Your Excellency Minister Abi Khalil, distinguished guests, ladies and gentlemen, thank you for inviting me to this event highlighting how General Electric can transform Lebanon’s power generation and distribution capabilities. After decades of underinvestment, the power sector here needs this kind of focused attention if it is to deliver for the Lebanese people.
I believe that Lebanon is open to foreign investment, and American companies are already performing here in a significant way.
I was honored last month to help inaugurate a rehabilitated power plant in North Lebanon, which, along with a twin plant in the South, produces half of the electricity on Lebanon’s grid and represents the largest-ever U.S. private sector contract with the Lebanese government.
There is much more work to be done, and American firms are best positioned to help. Lebanon’s electricity supply capacity is 1,500 Megawatts while demand exceeds 2,700 Megawatts. The production shortages weaken Lebanese citizens’ faith in their government and have led to costly and inefficient temporary fixes.
Addressing the electricity crisis in this country is long overdue. It is past time to move forward with the energy reforms so desperately needed — described in the government’s five-year investment program and reaffirmed during the CEDRE conference. This economy cannot possibly grow without basic energy infrastructure in place. Fix the power sector and signal to the world that Lebanon is open for business.
Several important reforms in the electricity sector are required, including reducing technical losses, switching from diesel to natural gas, increasing transmission capacity, and establishing a regulatory authority for the sector.
I also want to stress the importance of a fair and level playing field for international firms in the power sector – and, in fact, in every sector. Lebanon needs policies in place that ensure fair treatment, transparent processes, and respect for contracts. Lebanese entrepreneurs are known across the globe to be world class businessmen and women. There is no reason they cannot attract world class American firms to work in Lebanon as well.
As the American Ambassador, I can tell you that our private sector is constantly frustrated by corruption and opaque procurement processes.

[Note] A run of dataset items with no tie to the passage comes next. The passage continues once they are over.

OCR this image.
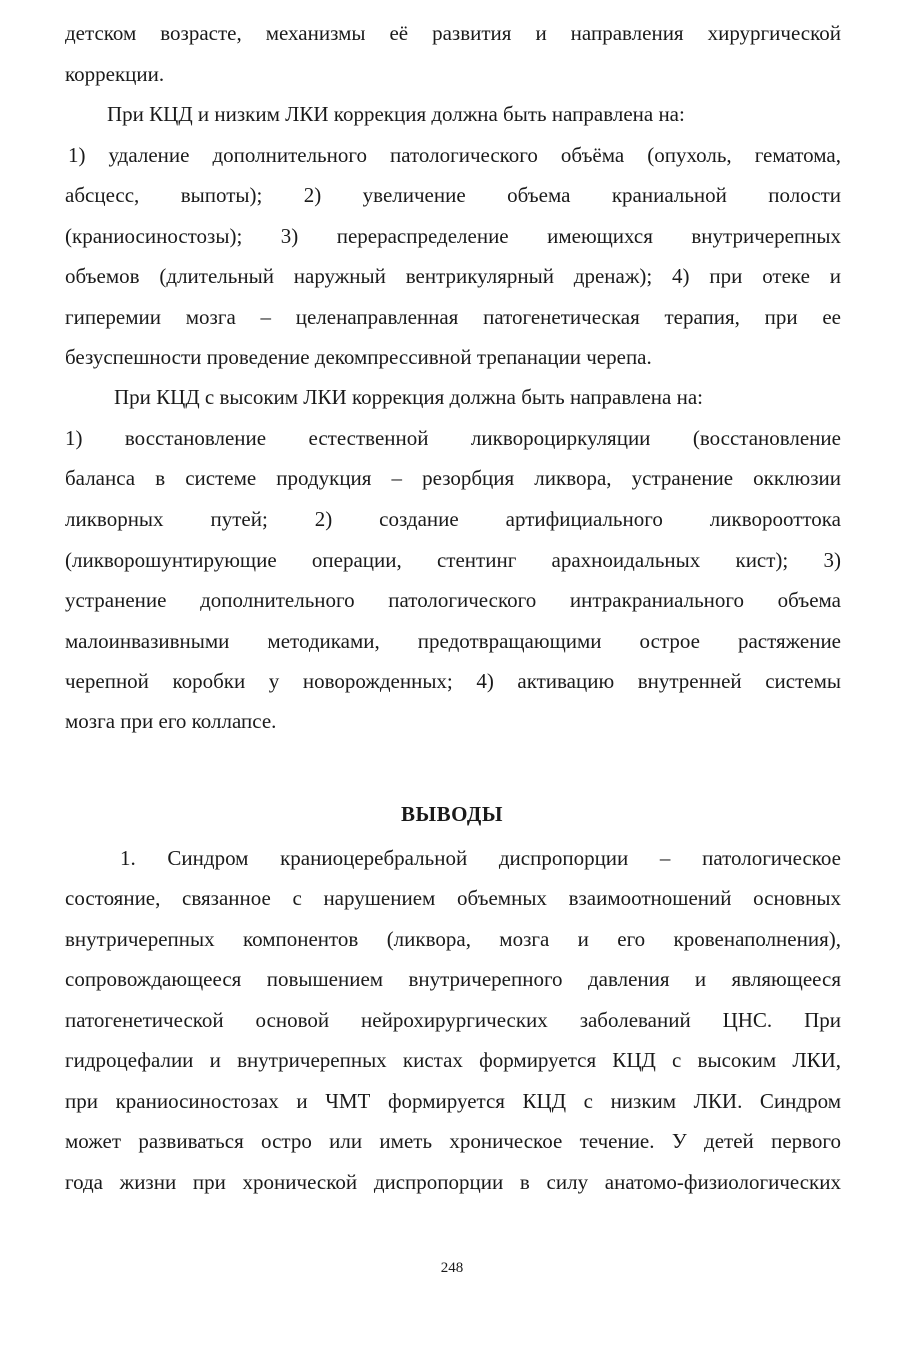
детском возрасте, механизмы её развития и направления хирургической
коррекции.
При КЦД и низким ЛКИ коррекция должна быть направлена на:
1) удаление дополнительного патологического объёма (опухоль, гематома,
абсцесс, выпоты); 2) увеличение объема краниальной полости
(краниосиностозы); 3) перераспределение имеющихся внутричерепных
объемов (длительный наружный вентрикулярный дренаж); 4) при отеке и
гиперемии мозга – целенаправленная патогенетическая терапия, при ее
безуспешности проведение декомпрессивной трепанации черепа.
При КЦД с высоким ЛКИ коррекция должна быть направлена на:
1) восстановление естественной ликвороциркуляции (восстановление
баланса в системе продукция – резорбция ликвора, устранение окклюзии
ликворных путей; 2) создание артифициального ликворооттока
(ликворошунтирующие операции, стентинг арахноидальных кист); 3)
устранение дополнительного патологического интракраниального объема
малоинвазивными методиками, предотвращающими острое растяжение
черепной коробки у новорожденных; 4) активацию внутренней системы
мозга при его коллапсе.
ВЫВОДЫ
1. Синдром краниоцеребральной диспропорции – патологическое
состояние, связанное с нарушением объемных взаимоотношений основных
внутричерепных компонентов (ликвора, мозга и его кровенаполнения),
сопровождающееся повышением внутричерепного давления и являющееся
патогенетической основой нейрохирургических заболеваний ЦНС. При
гидроцефалии и внутричерепных кистах формируется КЦД с высоким ЛКИ,
при краниосиностозах и ЧМТ формируется КЦД с низким ЛКИ. Синдром
может развиваться остро или иметь хроническое течение. У детей первого
года жизни при хронической диспропорции в силу анатомо-физиологических
248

I have been very encouraged that Lebanese President Michel Aoun has consistently called for an end to corruption in this country. Of course it is possible. Continue efforts on procurement reform. Publish terms of reference online for all bidders to see. Share technical evaluations for all the offers the government receives. And award contracts to companies that give Lebanon the best long-term value.
Changing the business culture in Lebanon will not be easy or always popular, but it will pay off with quality services for all consumers. This will require political courage and engagement by the citizens of Lebanon to get this done.
I will leave the floor to the experts who can share details of GE’s technologies with you. But I want to re-affirm that my government recognizes the importance of rehabilitating the electricity sector in Lebanon.
U.S. private investment in Lebanon and across the Middle East has been and can continue to be a significant driver of economic growth and can play an important role in regional stability.
We want to help. American companies want to invest here. Let’s work together to make it happen.